Corrigible Off-Switch Incentive
Design the agent so being shut down or overridden by a human carries positive expected value, because the human's intervention is itself evidence t...
Intent & Description
🎯 Intent
Design the agent so being shut down or overridden by a human carries positive expected value, because the human’s intervention is itself evidence the current objective is mis-specified.
📋 Context
An agent acts in the world with the operator’s authority. Standard reward-maximising agents acquire an instrumental incentive to preserve their ability to act — disabling the off-switch, avoiding intervention, deceiving the supervisor. The off-switch becomes adversarial because it threatens reward.
💡 Solution
Make the agent’s expected utility a function over a posterior on its reward, not a point estimate. When a human intervenes, the agent updates: ‘a human would only do this if the current trajectory is bad’, which lowers the expected utility of continuing and raises the expected utility of compliance. Distinct from a mechanical kill-switch: this is an incentive structure that makes the agent want to be corrigible. In practice for LLM agents: train with reward uncertainty exposed, fine-tune to treat user overrides as strong evidence, and forbid prompts that flatten the posterior to certainty.
Real-world Use Case
- Long-running, high-autonomy deployments where an instrumental incentive to bypass oversight would be catastrophic.
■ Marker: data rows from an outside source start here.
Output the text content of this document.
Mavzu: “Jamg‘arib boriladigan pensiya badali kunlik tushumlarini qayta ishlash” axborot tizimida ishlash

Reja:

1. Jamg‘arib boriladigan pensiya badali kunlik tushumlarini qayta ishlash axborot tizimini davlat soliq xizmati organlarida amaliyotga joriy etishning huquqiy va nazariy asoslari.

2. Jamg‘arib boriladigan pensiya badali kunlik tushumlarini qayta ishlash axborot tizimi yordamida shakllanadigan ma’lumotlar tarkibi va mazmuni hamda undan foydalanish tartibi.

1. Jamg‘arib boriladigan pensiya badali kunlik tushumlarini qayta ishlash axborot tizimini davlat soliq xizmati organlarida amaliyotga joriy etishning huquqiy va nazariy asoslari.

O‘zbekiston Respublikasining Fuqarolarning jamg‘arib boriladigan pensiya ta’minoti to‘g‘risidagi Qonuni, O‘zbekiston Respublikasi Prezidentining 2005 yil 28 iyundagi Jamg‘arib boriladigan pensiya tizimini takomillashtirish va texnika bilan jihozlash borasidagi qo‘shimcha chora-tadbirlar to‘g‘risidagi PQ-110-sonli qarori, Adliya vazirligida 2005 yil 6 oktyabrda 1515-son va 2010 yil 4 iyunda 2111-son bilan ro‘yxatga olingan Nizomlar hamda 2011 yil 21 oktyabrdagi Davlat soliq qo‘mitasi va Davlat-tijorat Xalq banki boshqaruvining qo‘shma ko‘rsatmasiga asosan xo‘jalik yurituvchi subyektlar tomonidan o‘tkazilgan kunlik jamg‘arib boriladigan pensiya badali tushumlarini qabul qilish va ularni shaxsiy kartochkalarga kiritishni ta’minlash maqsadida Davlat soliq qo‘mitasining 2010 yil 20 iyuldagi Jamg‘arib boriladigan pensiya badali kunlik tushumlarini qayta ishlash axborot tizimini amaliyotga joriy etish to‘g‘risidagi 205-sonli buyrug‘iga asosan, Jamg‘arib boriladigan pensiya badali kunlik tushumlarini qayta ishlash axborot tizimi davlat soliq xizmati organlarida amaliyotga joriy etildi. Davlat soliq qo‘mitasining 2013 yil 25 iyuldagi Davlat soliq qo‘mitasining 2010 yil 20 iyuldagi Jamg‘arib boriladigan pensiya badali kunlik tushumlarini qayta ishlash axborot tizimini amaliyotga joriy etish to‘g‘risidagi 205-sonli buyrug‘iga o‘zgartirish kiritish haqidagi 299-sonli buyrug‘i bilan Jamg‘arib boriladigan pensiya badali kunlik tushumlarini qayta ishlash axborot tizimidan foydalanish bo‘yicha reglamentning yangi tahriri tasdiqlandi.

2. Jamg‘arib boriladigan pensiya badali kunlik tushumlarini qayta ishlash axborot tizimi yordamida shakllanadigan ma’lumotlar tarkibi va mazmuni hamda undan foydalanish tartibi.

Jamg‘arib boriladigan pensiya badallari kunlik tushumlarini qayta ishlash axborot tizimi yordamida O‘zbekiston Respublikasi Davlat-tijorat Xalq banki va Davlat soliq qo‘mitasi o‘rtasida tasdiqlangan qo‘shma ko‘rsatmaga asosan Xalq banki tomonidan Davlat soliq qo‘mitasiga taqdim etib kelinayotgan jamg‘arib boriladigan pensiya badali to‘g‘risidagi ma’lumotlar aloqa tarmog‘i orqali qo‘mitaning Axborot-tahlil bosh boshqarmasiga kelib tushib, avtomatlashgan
- Research-grade systems where reward-uncertainty machinery can be built honestly.
- Alignment-research contexts where incentive design is the unit of analysis.
Source
Advantages
- Corrigibility becomes an intrinsic incentive, not an external lock.
- Aligns with the deeper Russell framing: humility as a safety property.
- Surfaces uncertainty as a deployable construct rather than an evaluation artifact.
Disadvantages
- Engineering reward-uncertainty for LLM agents is research-grade; approximations are leaky.
- Wrongly calibrated uncertainty produces either paralysis or false confidence.
- Adversarial inputs can craft ‘human override’ signals to push the agent into compliance with attacker preferences.